16089
Integration of Copy Number and Exome Sequence Data in a Queryable Database for the Investigation of ASDs
Objectives: To develop a pilot queryable and scalable database for effective integration of whole exome sequence data and CNV data in order to identify additional genes and variants of interest in ASD.
Methods: A pilot database was developed using available data for 24 probands—23 male and 1 female. Exome sequence data were variant-called with GATK and TrioCaller, exported to a variant call format (VCF), and annotated with ANNOVAR. The VCF contained information such as position, phased genotype, raw read depth, and multiple measures of deleteriousness and conservation. CNV calls were generated by CNVision using Illumina 1M array data and contained information including position, copy number, ancestry, gender, and the calling algorithm used for detection (PennCNV, GNOSIS, and/or QuantiSNP). A MySQL database with four relational tables containing all variant and proband data was developed. The database was queried for rare hemizygous deleterious variants by specifying SNVs with a minor allele frequency less than 5% and possibly deleterious LJB_PolyPhen2 scores which are within areas of CNV deletion.
Results: Eight rare hemizygous and putative deleterious SNVs were found in the population. Three of the eight (rs59056023, rs17844333, rs115218749) were found in CNV deletion regions within the gene PCDHA9, encoding protocadherin alpha 9. By issuing further queries, it was determined that nine of the 24 individuals (37.5%) have at least one region of deletion within the PCDHA9 gene.

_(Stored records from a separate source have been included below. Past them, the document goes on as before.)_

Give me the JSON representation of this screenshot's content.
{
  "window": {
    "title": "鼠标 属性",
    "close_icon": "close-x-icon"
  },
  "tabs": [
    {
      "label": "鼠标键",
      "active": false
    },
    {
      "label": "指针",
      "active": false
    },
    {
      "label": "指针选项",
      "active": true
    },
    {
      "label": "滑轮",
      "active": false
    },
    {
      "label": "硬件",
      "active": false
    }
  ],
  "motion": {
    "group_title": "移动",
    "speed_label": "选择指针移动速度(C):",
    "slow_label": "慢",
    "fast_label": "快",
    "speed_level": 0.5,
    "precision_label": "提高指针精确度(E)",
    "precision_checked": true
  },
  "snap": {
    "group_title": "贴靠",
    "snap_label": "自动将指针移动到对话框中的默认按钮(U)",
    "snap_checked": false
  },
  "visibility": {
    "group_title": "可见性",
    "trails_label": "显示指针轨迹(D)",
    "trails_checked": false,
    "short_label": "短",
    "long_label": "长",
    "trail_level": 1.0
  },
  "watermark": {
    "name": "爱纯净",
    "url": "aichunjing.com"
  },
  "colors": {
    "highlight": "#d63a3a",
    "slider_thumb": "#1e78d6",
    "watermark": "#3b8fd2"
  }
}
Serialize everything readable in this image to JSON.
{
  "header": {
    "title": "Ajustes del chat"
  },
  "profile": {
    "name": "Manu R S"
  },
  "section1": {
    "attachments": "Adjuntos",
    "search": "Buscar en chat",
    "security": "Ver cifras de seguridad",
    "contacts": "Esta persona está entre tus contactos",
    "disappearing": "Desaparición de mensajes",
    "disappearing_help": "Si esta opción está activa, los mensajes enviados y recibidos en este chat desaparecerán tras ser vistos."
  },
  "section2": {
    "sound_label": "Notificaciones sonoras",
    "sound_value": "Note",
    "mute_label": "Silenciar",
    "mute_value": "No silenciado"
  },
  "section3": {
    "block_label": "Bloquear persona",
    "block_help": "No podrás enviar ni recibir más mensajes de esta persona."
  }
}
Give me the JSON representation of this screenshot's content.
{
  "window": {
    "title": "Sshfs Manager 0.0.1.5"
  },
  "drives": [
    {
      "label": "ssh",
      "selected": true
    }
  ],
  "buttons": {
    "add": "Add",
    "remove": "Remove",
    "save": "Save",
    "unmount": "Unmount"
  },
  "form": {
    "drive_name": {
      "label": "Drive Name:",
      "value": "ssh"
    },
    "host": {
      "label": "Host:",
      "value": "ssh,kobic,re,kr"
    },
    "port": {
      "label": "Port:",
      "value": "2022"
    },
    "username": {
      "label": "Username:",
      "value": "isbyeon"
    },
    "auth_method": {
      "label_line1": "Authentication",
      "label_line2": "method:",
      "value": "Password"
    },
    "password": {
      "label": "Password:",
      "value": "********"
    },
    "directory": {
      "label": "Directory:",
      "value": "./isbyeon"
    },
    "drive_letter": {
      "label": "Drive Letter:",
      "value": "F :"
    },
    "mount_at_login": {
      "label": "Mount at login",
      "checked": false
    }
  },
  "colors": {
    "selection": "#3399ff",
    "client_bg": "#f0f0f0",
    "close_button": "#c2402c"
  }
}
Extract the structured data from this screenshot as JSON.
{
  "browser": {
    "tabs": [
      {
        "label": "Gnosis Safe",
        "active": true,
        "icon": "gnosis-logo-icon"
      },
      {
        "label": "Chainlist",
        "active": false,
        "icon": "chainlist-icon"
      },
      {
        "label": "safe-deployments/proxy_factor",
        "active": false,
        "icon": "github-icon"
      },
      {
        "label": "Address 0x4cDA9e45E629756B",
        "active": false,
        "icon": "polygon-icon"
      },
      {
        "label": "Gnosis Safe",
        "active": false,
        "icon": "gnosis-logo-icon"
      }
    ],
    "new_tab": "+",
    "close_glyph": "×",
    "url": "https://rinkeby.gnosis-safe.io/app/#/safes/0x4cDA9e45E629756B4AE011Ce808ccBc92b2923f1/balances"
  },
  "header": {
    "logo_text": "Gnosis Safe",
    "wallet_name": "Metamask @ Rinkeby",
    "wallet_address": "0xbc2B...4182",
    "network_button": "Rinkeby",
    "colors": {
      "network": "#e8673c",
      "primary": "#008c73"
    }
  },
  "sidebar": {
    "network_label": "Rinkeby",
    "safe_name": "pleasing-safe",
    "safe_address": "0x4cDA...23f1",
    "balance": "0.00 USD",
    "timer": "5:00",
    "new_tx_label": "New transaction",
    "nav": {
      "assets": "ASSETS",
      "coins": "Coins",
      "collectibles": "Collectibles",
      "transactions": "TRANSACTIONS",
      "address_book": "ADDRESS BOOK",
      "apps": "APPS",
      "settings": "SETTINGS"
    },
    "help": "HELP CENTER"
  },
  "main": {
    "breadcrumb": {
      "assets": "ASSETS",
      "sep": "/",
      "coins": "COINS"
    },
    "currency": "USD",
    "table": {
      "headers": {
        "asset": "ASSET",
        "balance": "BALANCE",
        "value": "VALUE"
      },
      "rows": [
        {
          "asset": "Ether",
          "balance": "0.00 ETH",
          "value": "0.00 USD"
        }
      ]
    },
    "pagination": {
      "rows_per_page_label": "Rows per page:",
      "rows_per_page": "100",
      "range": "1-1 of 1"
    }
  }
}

Conclusions: Through this investigation of rare, hemizygous deleterious variants in ASD probands, we present an efficient approach for effectively integrating different data types and demonstrate that the approach is simple, although robust with even a small sample of data. Database queries are easily customizable for multiple parameters, such as deleteriousness, copy number, conservation, exonic function, MAF, among others. Our initial application of the methodology suggests a further need for investigation into the characterization of rare SNVs within CNV regions. Further attention to PCDHA9 is warranted, especially given its predicted role in establishing and maintaining neuronal cell-cell connections. Other applications of this database framework and integration of additional types of genomic and phenotypic data for ASD investigation will be considered as future directions.